In your application, build a software.amazon.qldb.export.ExportProcessor, passing in one or more visitor objects. The example below uses a block visitor and a revision visitor. The block visitor's visit() method will be invoked once for every block in the export set. The revision visitor's visit() method will be invoked once for every revision in the export set. Note that blocks themselves contain revision objects (see the export output format). Revision visitors are given the name and ID of the ledger table they belong to, making them slightly easier to use when consuming revisions than the blocks themselves.

ExportProcessor processor = ExportProcessor.builder()
        .revisionVisitor(new MyAwesomeRevisionVisitor())
        .blockVisitor(new SuperAmazingBlockVisitor())
        .build();

The example below uses multiple block visitors. The export processor will invoke the visitors in the order they were added to it.

ExportProcessor processor = ExportProcessor.builder()
        .blockVisitor(new DoAThingBlockVisitor())
        .addBlockVisitor(new DoThisOtherThingBlockVisitor())
        .build();

You can also pass in a list of visitors, as seen below.

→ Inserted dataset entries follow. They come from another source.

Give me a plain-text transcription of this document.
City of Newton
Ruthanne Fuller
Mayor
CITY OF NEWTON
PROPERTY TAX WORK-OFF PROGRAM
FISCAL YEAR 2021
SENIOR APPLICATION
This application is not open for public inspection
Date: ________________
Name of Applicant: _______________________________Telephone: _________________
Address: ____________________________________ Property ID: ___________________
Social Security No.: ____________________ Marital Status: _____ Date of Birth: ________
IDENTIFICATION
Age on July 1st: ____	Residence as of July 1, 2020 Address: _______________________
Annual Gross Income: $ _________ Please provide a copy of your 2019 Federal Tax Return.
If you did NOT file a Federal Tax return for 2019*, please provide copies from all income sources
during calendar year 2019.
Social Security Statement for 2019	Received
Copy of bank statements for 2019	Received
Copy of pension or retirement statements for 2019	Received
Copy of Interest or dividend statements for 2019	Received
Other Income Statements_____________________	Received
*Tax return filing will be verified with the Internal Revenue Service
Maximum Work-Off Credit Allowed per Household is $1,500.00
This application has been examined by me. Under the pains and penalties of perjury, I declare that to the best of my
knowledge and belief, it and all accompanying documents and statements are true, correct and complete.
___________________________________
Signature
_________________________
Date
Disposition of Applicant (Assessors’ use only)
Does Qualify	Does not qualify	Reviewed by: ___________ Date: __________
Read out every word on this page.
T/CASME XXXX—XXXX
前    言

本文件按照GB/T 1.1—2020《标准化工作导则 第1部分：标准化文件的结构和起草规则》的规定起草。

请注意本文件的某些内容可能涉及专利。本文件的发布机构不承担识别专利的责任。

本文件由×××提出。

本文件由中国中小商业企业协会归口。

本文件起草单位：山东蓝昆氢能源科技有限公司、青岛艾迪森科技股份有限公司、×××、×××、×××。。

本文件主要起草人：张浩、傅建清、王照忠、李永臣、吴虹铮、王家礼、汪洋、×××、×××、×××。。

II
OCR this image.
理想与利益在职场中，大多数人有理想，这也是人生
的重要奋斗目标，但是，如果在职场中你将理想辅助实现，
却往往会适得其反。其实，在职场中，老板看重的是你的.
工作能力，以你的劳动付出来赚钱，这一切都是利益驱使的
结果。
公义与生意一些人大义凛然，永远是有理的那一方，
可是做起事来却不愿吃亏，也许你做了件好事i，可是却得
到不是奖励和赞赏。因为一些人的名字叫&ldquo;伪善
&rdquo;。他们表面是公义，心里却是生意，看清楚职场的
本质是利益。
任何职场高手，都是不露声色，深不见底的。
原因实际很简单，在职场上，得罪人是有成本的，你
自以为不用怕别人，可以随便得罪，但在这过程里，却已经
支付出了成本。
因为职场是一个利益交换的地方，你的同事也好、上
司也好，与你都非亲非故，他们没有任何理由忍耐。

List<BlockVisitor> visitors = new ArrayList<>();
visitors.add(new DoAThingBlockVisitor());
visitors.add(new DoThisOtherThingBlockVisitor());

ExportProcessor processor = ExportProcessor.builder()
        .blockVisitors(visitors)
        .build();

To begin processing, call one of the following methods on the ExportProcessor:

  • process()
  • processExport()
  • processExports()

The process() method accepts a source ledger name and an export ID. The processor will call QLDB APIs to get the S3 location of the export files. The source ledger and export must both exist in QLDB.

The processExport() method accepts an S3 bucket name and S3 path/key to the completed manifest file. The processor goes right to S3 to download the export files. The source ledger does not need to exist for this method.

The processExports() method accepts an S3 bucket name and S3 paths/keys to multiple completed manifest files. The processor ensures that all of the exports in the list come from the same source ledger and contain non-overlapping, contiguous blocks. This is useful for processing a set of "incremental" exports.

Here's an example of calling a processing method:

ExportProcessor processor = ExportProcessor.builder()
        .blockVisitor(new DoAThingBlockVisitor())
        .addBlockVisitor(new DoThisOtherThingBlockVisitor())
        .build();

processor.processExport("myBucket", "exports/1XTAdzxh1X4KNZlUyBKwR0.2ilSU3AWdLPCuTZig4osfI.completed.manifest");

Using Pre-Built Applications

While this project is intended to be used as an extensible framework, the built-in visitors may be all you might need. The software.amazon.qldb.export.app package has several runnable classes for common processing needs and there are Bash shell scripts to run them.

To use, clone the repo into your development environment. Build the project locally using Maven with:

mvn package

This will create a ZIP file in the project's target directory called amazon-qldb-export-processor-1.1.0.zip. Copy that ZIP file to whatever server or compute platform you wish to run it from. Then:

$ unzip amazon-qldb-export-processor-1.1.0.zip
$ cd amazon-qldb-export-processor-1.1.0
$ chmod u+x *.sh

Now execute the desired script, passing required arguments on the command-line. For example:

$ ./export-pretty-print.sh -b myBucket -mp exports/1XTAdzxh1X4KNZlUyBKwR0.2ilSU3AWdLPCuTZig4osfI.completed.manifest

Getting Help

Please use these community resources for getting help.

  • Ask a question on StackOverflow and tag it with the amazon-qldb tag.
  • Open a support ticket with AWS Support.
  • Make a new thread at AWS QLDB Forum.
  • If you think you may have found a bug or have ideas for new features, please open an issue here in GitHub.

License

This library is licensed under the MIT-0 license.